Automated analysis of ECG waveforms with atypical QRS complex morphologies

• This work proposes an algorithm for the delineation of atypical ECG waveforms.
• It is identified that most ECG waveforms fall into nine broad categories.
• Curve fitting and derivative based approaches with adaptive thresholds are used.
• Spatial and temporal coherence of ECG leads are exploited to improve accuracy.
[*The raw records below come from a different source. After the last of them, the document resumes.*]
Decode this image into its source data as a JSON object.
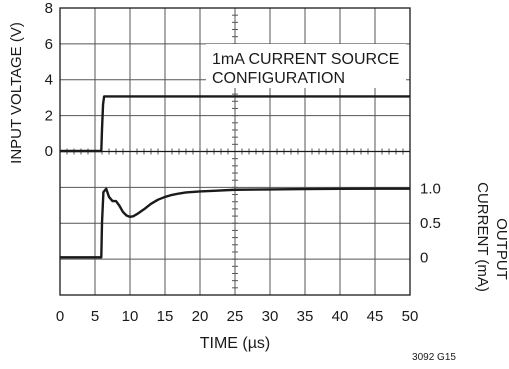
{
  "chart_data": {
    "type": "line",
    "figure_id": "3092 G15",
    "xlabel": "TIME (µs)",
    "xlim": [
      0,
      50
    ],
    "x_ticks": [
      "0",
      "5",
      "10",
      "15",
      "20",
      "25",
      "30",
      "35",
      "40",
      "45",
      "50"
    ],
    "annotation": {
      "line1": "1mA CURRENT SOURCE",
      "line2": "CONFIGURATION"
    },
    "colors": {
      "trace": "#1a1a1a",
      "grid": "#555555",
      "axes": "#1a1a1a",
      "background": "#ffffff"
    },
    "panels": [
      {
        "ylabel": "INPUT VOLTAGE (V)",
        "ylim": [
          0,
          8
        ],
        "y_ticks": [
          "0",
          "2",
          "4",
          "6",
          "8"
        ],
        "series": [
          {
            "x": [
              0,
              5.9,
              6.0,
              6.15,
              6.3,
              50
            ],
            "y": [
              0,
              0,
              1.2,
              2.6,
              3.05,
              3.05
            ]
          }
        ]
      },
      {
        "ylabel_line1": "OUTPUT",
        "ylabel_line2": "CURRENT (mA)",
        "ylim": [
          -0.55,
          1.55
        ],
        "y_ticks": [
          "0",
          "0.5",
          "1.0"
        ],
        "y_tick_values": [
          0,
          0.5,
          1.0
        ],
        "series": [
          {
            "x": [
              0,
              5.9,
              6.0,
              6.2,
              6.6,
              7.0,
              7.5,
              8.0,
              8.5,
              9.0,
              9.5,
              10.0,
              10.5,
              11.0,
              12.0,
              13.0,
              14.0,
              15.0,
              16.0,
              17.0,
              18.0,
              20.0,
              22.0,
              25.0,
              30.0,
              35.0,
              40.0,
              45.0,
              50.0
            ],
            "y": [
              0,
              0,
              0.5,
              0.95,
              1.0,
              0.88,
              0.82,
              0.82,
              0.75,
              0.66,
              0.61,
              0.59,
              0.6,
              0.63,
              0.7,
              0.78,
              0.84,
              0.88,
              0.91,
              0.93,
              0.945,
              0.96,
              0.97,
              0.985,
              0.99,
              0.995,
              0.998,
              1.0,
              1.0
            ]
          }
        ]
      }
    ]
  }
}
• High accuracy of 99.06% is observed.

Automated detection of the various features of an electrocardiogram (ECG) waveform has wide applications in clinical diagnosis. Although detection of typical QRS waveforms has been widely studied, detection of atypical waveforms with complex morphologies remains challenging. The importance of detecting these complex waveforms and their patterns has grown recently due to their clinical implications. In this paper, we propose a novel algorithm for detecting the various peaks of such complex ECG waveforms. It is identified that most of the well-formed ECG waveforms – both typical and complex – fall into nine broad categories according to the standard nomenclature. Motivated by this ECG waveform classification, our algorithm uses signal analysis techniques such as first and second derivatives and adaptive thresholds to classify these waveforms accordingly by detecting the various features present in them. Temporal coherence along a single lead as well as spatial coherence across the 12 leads are used to improve performance. For waveform and pattern analysis, data from 50 healthy subjects and 50 patients with myocardial infarction were randomly selected. Results with an overall sensitivity of 99.06% and overall positive predictive value of 98.89% validate the effectiveness of the approach. Further, the algorithm gives true detections even on waveforms with fluctuations in baseline and wave amplitudes, proving its robustness against such variations.